Voilà donc la solution. Toute lutte est vaine, le mieux à faire désormais est d’essayer de faire passer la pilule le mieux possible. Il faut vivre avec. Vivre avec la conscience d’un futur terrible, mais supportable aujourd’hui puisqu’il n’est que futur, et, sans doute à tort, continuer à croire inconsciemment qu’il n'arrivera pas, qu’on a encore le temps de profiter un peu. Alors que nous pourrions vouloir nous battre, arrêter tout, saboter la machine, nous déposons les armes et notre meilleure optique reste d’essayer de ne pas y penser, le déni constituant le dernier moyen de préserver un tant soit peu notre santé mentale. Et moi le premier, je ne rate pas une occasion de m’évader quelques instants de cette réalité qui semble avoir tout du cauchemar. Un cauchemar dont notre dénégation commune ne rendra le réveil que plus difficile. Mais face à l’ampleur du défi, l’organisation et la détermination du camp d’en face, de ceux qui veulent que rien ne change, comment ne pas comprendre cet abattement collectif ?
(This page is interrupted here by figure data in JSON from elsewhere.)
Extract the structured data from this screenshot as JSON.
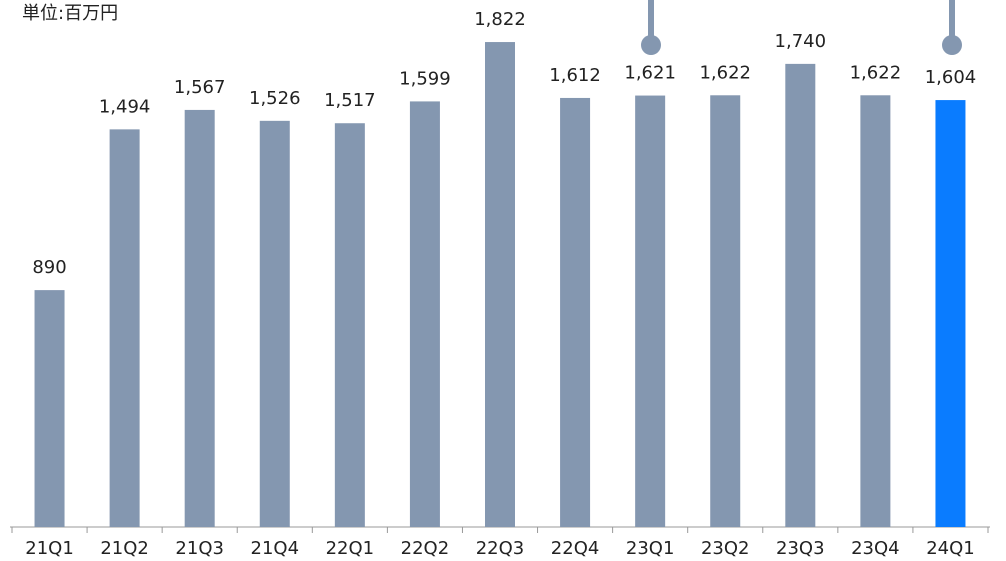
{
  "chart_data": {
    "type": "bar",
    "subtitle": "単位:百万円",
    "categories": [
      "21Q1",
      "21Q2",
      "21Q3",
      "21Q4",
      "22Q1",
      "22Q2",
      "22Q3",
      "22Q4",
      "23Q1",
      "23Q2",
      "23Q3",
      "23Q4",
      "24Q1"
    ],
    "values": [
      890,
      1494,
      1567,
      1526,
      1517,
      1599,
      1822,
      1612,
      1621,
      1622,
      1740,
      1622,
      1604
    ],
    "value_labels": [
      "890",
      "1,494",
      "1,567",
      "1,526",
      "1,517",
      "1,599",
      "1,822",
      "1,612",
      "1,621",
      "1,622",
      "1,740",
      "1,622",
      "1,604"
    ],
    "colors": [
      "#8497b0",
      "#8497b0",
      "#8497b0",
      "#8497b0",
      "#8497b0",
      "#8497b0",
      "#8497b0",
      "#8497b0",
      "#8497b0",
      "#8497b0",
      "#8497b0",
      "#8497b0",
      "#0a7cff"
    ],
    "ylim": [
      0,
      1980
    ]
  }
}
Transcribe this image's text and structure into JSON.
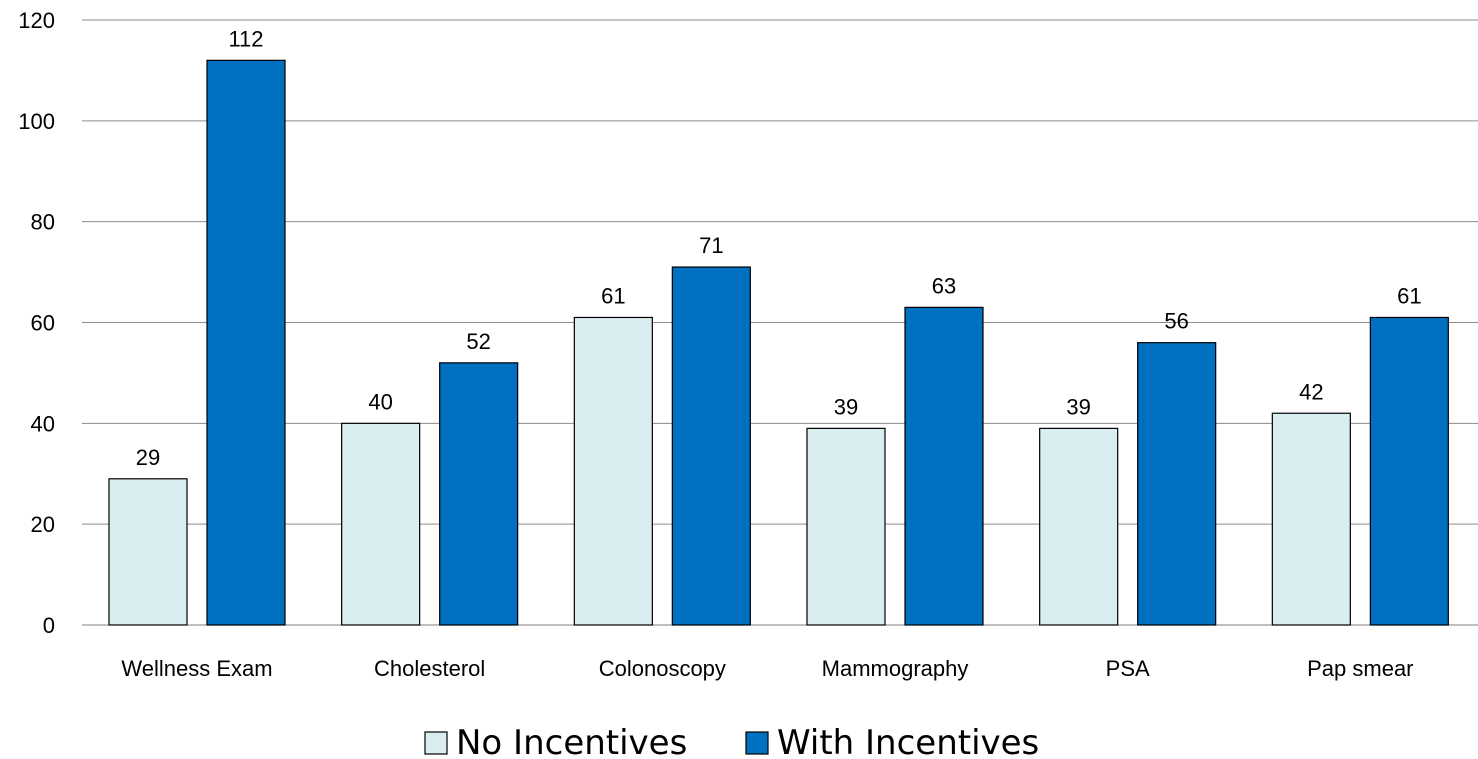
{
  "chart_data": {
    "type": "bar",
    "categories": [
      "Wellness Exam",
      "Cholesterol",
      "Colonoscopy",
      "Mammography",
      "PSA",
      "Pap smear"
    ],
    "series": [
      {
        "name": "No Incentives",
        "values": [
          29,
          40,
          61,
          39,
          39,
          42
        ],
        "color": "#daedf0"
      },
      {
        "name": "With Incentives",
        "values": [
          112,
          52,
          71,
          63,
          56,
          61
        ],
        "color": "#0070c0"
      }
    ],
    "ylim": [
      0,
      120
    ],
    "yticks": [
      0,
      20,
      40,
      60,
      80,
      100,
      120
    ],
    "grid": true,
    "data_labels": true,
    "legend_position": "bottom",
    "title": "",
    "xlabel": "",
    "ylabel": ""
  }
}
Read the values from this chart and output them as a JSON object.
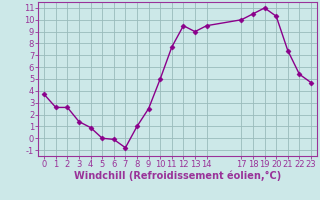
{
  "x": [
    0,
    1,
    2,
    3,
    4,
    5,
    6,
    7,
    8,
    9,
    10,
    11,
    12,
    13,
    14,
    17,
    18,
    19,
    20,
    21,
    22,
    23
  ],
  "y": [
    3.7,
    2.6,
    2.6,
    1.4,
    0.9,
    0.0,
    -0.1,
    -0.8,
    1.0,
    2.5,
    5.0,
    7.7,
    9.5,
    9.0,
    9.5,
    10.0,
    10.5,
    11.0,
    10.3,
    7.4,
    5.4,
    4.7
  ],
  "line_color": "#8b008b",
  "marker": "D",
  "marker_size": 2.5,
  "bg_color": "#cce8e8",
  "grid_color": "#99bbbb",
  "xlabel": "Windchill (Refroidissement éolien,°C)",
  "ylim": [
    -1.5,
    11.5
  ],
  "xlim": [
    -0.5,
    23.5
  ],
  "yticks": [
    -1,
    0,
    1,
    2,
    3,
    4,
    5,
    6,
    7,
    8,
    9,
    10,
    11
  ],
  "xticks": [
    0,
    1,
    2,
    3,
    4,
    5,
    6,
    7,
    8,
    9,
    10,
    11,
    12,
    13,
    14,
    17,
    18,
    19,
    20,
    21,
    22,
    23
  ],
  "axis_color": "#993399",
  "tick_color": "#993399",
  "label_color": "#993399",
  "fontsize_xlabel": 7,
  "fontsize_ticks": 6
}
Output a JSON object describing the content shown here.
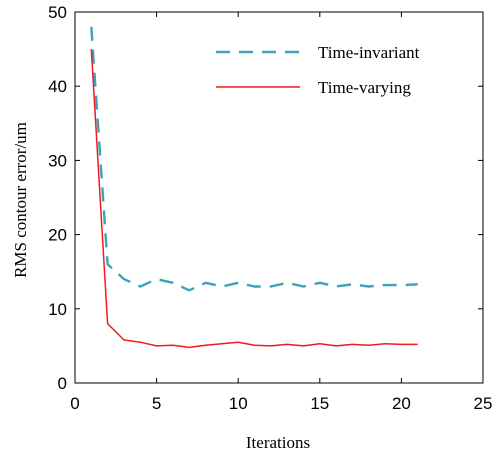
{
  "chart_data": {
    "type": "line",
    "xlabel": "Iterations",
    "ylabel": "RMS contour error/um",
    "xlim": [
      0,
      25
    ],
    "ylim": [
      0,
      50
    ],
    "xticks": [
      0,
      5,
      10,
      15,
      20,
      25
    ],
    "yticks": [
      0,
      10,
      20,
      30,
      40,
      50
    ],
    "xtick_labels": [
      "0",
      "5",
      "10",
      "15",
      "20",
      "25"
    ],
    "ytick_labels": [
      "0",
      "10",
      "20",
      "30",
      "40",
      "50"
    ],
    "grid": false,
    "legend_position": "top-right",
    "x": [
      1,
      2,
      3,
      4,
      5,
      6,
      7,
      8,
      9,
      10,
      11,
      12,
      13,
      14,
      15,
      16,
      17,
      18,
      19,
      20,
      21
    ],
    "series": [
      {
        "name": "Time-invariant",
        "color": "#3aa4b8",
        "style": "dashed",
        "values": [
          48,
          16,
          14,
          13,
          14,
          13.5,
          12.5,
          13.5,
          13,
          13.5,
          13,
          13,
          13.5,
          13,
          13.5,
          13,
          13.3,
          13,
          13.2,
          13.2,
          13.3
        ]
      },
      {
        "name": "Time-varying",
        "color": "#ee1c1c",
        "style": "solid",
        "values": [
          45,
          8,
          5.8,
          5.5,
          5,
          5.1,
          4.8,
          5.1,
          5.3,
          5.5,
          5.1,
          5,
          5.2,
          5,
          5.3,
          5,
          5.2,
          5.1,
          5.3,
          5.2,
          5.2
        ]
      }
    ]
  }
}
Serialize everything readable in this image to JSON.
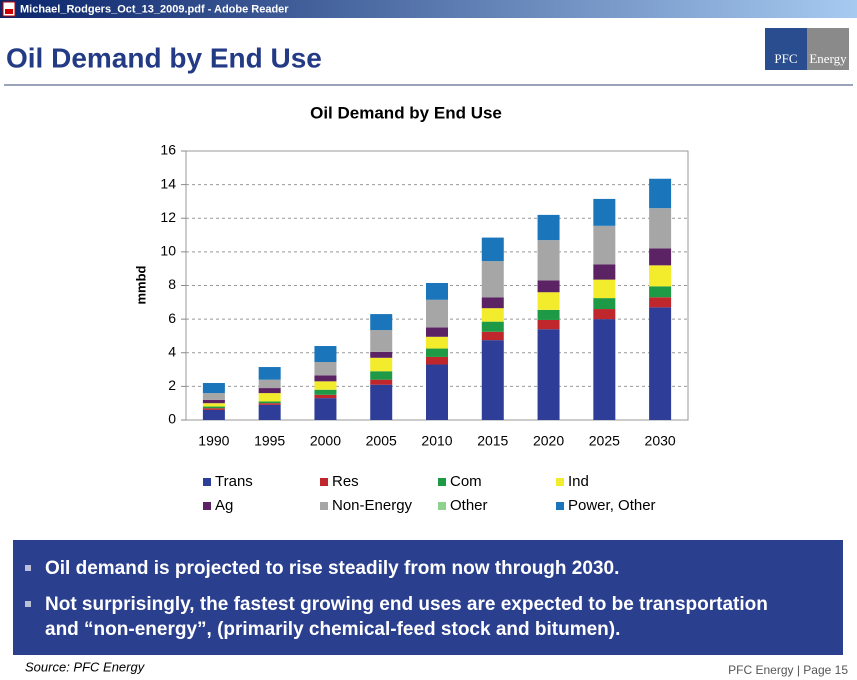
{
  "window": {
    "title": "Michael_Rodgers_Oct_13_2009.pdf - Adobe Reader"
  },
  "slide": {
    "title": "Oil Demand by End Use",
    "logo": [
      "PFC",
      "Energy"
    ],
    "bullets": [
      "Oil demand is projected to rise steadily from now through 2030.",
      [
        "Not surprisingly, the fastest growing end uses are expected to be transportation",
        "and “non-energy”, (primarily chemical-feed stock and bitumen)."
      ]
    ],
    "source": "Source: PFC Energy",
    "footer": "PFC Energy |  Page 15"
  },
  "chart_data": {
    "type": "stacked_bar",
    "title": "Oil Demand by End Use",
    "y_label": "mmbd",
    "categories": [
      "1990",
      "1995",
      "2000",
      "2005",
      "2010",
      "2015",
      "2020",
      "2025",
      "2030"
    ],
    "series": [
      {
        "name": "Trans",
        "color": "#2e3d98",
        "values": [
          0.6,
          0.9,
          1.3,
          2.1,
          3.3,
          4.75,
          5.4,
          6.0,
          6.7
        ]
      },
      {
        "name": "Res",
        "color": "#c0272d",
        "values": [
          0.1,
          0.1,
          0.2,
          0.3,
          0.45,
          0.5,
          0.55,
          0.6,
          0.6
        ]
      },
      {
        "name": "Com",
        "color": "#1e9a46",
        "values": [
          0.1,
          0.1,
          0.3,
          0.5,
          0.5,
          0.6,
          0.6,
          0.65,
          0.65
        ]
      },
      {
        "name": "Ind",
        "color": "#f2ec2c",
        "values": [
          0.2,
          0.5,
          0.5,
          0.8,
          0.7,
          0.8,
          1.05,
          1.1,
          1.25
        ]
      },
      {
        "name": "Ag",
        "color": "#5c2364",
        "values": [
          0.2,
          0.3,
          0.35,
          0.35,
          0.55,
          0.65,
          0.7,
          0.9,
          1.0
        ]
      },
      {
        "name": "Non-Energy",
        "color": "#a6a6a6",
        "values": [
          0.4,
          0.5,
          0.8,
          1.3,
          1.65,
          2.15,
          2.4,
          2.3,
          2.4
        ]
      },
      {
        "name": "Other",
        "color": "#8fd18f",
        "values": [
          0,
          0,
          0,
          0,
          0,
          0,
          0,
          0,
          0
        ]
      },
      {
        "name": "Power, Other",
        "color": "#1b75bb",
        "values": [
          0.6,
          0.75,
          0.95,
          0.95,
          1.0,
          1.4,
          1.5,
          1.6,
          1.75
        ]
      }
    ],
    "ylim": [
      0,
      16
    ],
    "yticks": [
      0,
      2,
      4,
      6,
      8,
      10,
      12,
      14,
      16
    ],
    "grid": true
  }
}
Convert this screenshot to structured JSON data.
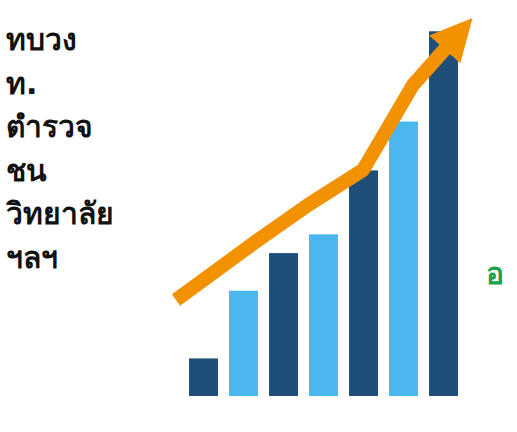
{
  "chart_data": {
    "type": "bar",
    "categories": [
      null,
      null,
      null,
      null,
      null,
      null,
      null
    ],
    "values": [
      10,
      28,
      38,
      43,
      60,
      73,
      97
    ],
    "colors": [
      "#1f4e79",
      "#4ab8ee",
      "#1f4e79",
      "#4ab8ee",
      "#1f4e79",
      "#4ab8ee",
      "#1f4e79"
    ],
    "ylim": [
      0,
      100
    ],
    "tick_labels": false,
    "grid": false,
    "annotations": [
      {
        "text": "ทบวง"
      },
      {
        "text": "ท."
      },
      {
        "text": "ตำรวจ"
      },
      {
        "text": "ชน"
      },
      {
        "text": "วิทยาลัย"
      },
      {
        "text": "ฯลฯ"
      },
      {
        "text": "อ",
        "color": "#1aa34a"
      }
    ]
  }
}
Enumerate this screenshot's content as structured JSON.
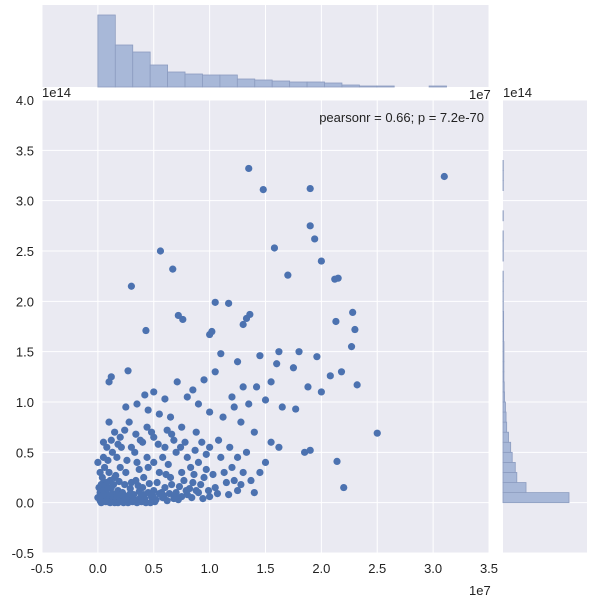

Quant au terme d’éco-anxiété, il est selon moi une manifestation supplémentaire de ce mal. Non pas que tous ceux qui l’utilisent partagent notre état d’abattement, loin de là, même, mais plutôt dans ce à quoi il contribue. Je crois que ce qui doit retenir notre attention est ce que l’emploi du mot « éco-anxiété » permet. La puissance d’un mot réside dans l’imaginaire auquel il renvoie chez l’auditeur (ou le lecteur). C’est d’ailleurs pour cela que les orateurs accordent une si grande importance aux mots de leurs discours et que leur choix est si minutieux ; on peut aussi l’observer lorsqu’un camp politique évoque des charges pour désigner ce que celui d’en face appelle cotisations. Un bandeau de chaîne d’information en continu sur lequel est écrit « L’éco-anxiété des Français » ne suscitera probablement pas la même réaction chez son public que s’il affichait « L’anxiété des Français face à leur avenir ». Là où le premier sera susceptible d’alerter son audience sur, au hasard, les dangers du wokisme – l’éco-anxiété ? Et puis quoi, encore ? – en occultant partiellement le problème de fond, le second est clair, ne cherche pas désespérément à buzzer en inventant une énième nouvelle expression médiatique, et nous pousse à affronter la question dans toute sa gravité. Parler d'éco-anxiété, c’est encore une façon de se voiler la face. Une façon de faire comme si les éco-anxieux choisissaient ce problème à cause d’une quelconque croyance, alors que c’est lui qui, avec une insistance croissante, s’impose à nous. Et cela n'est voué qu'à empirer. En attendant de voir la suite, je crois que Lucas a besoin d'aide pour finir le pack qui traîne chez lui.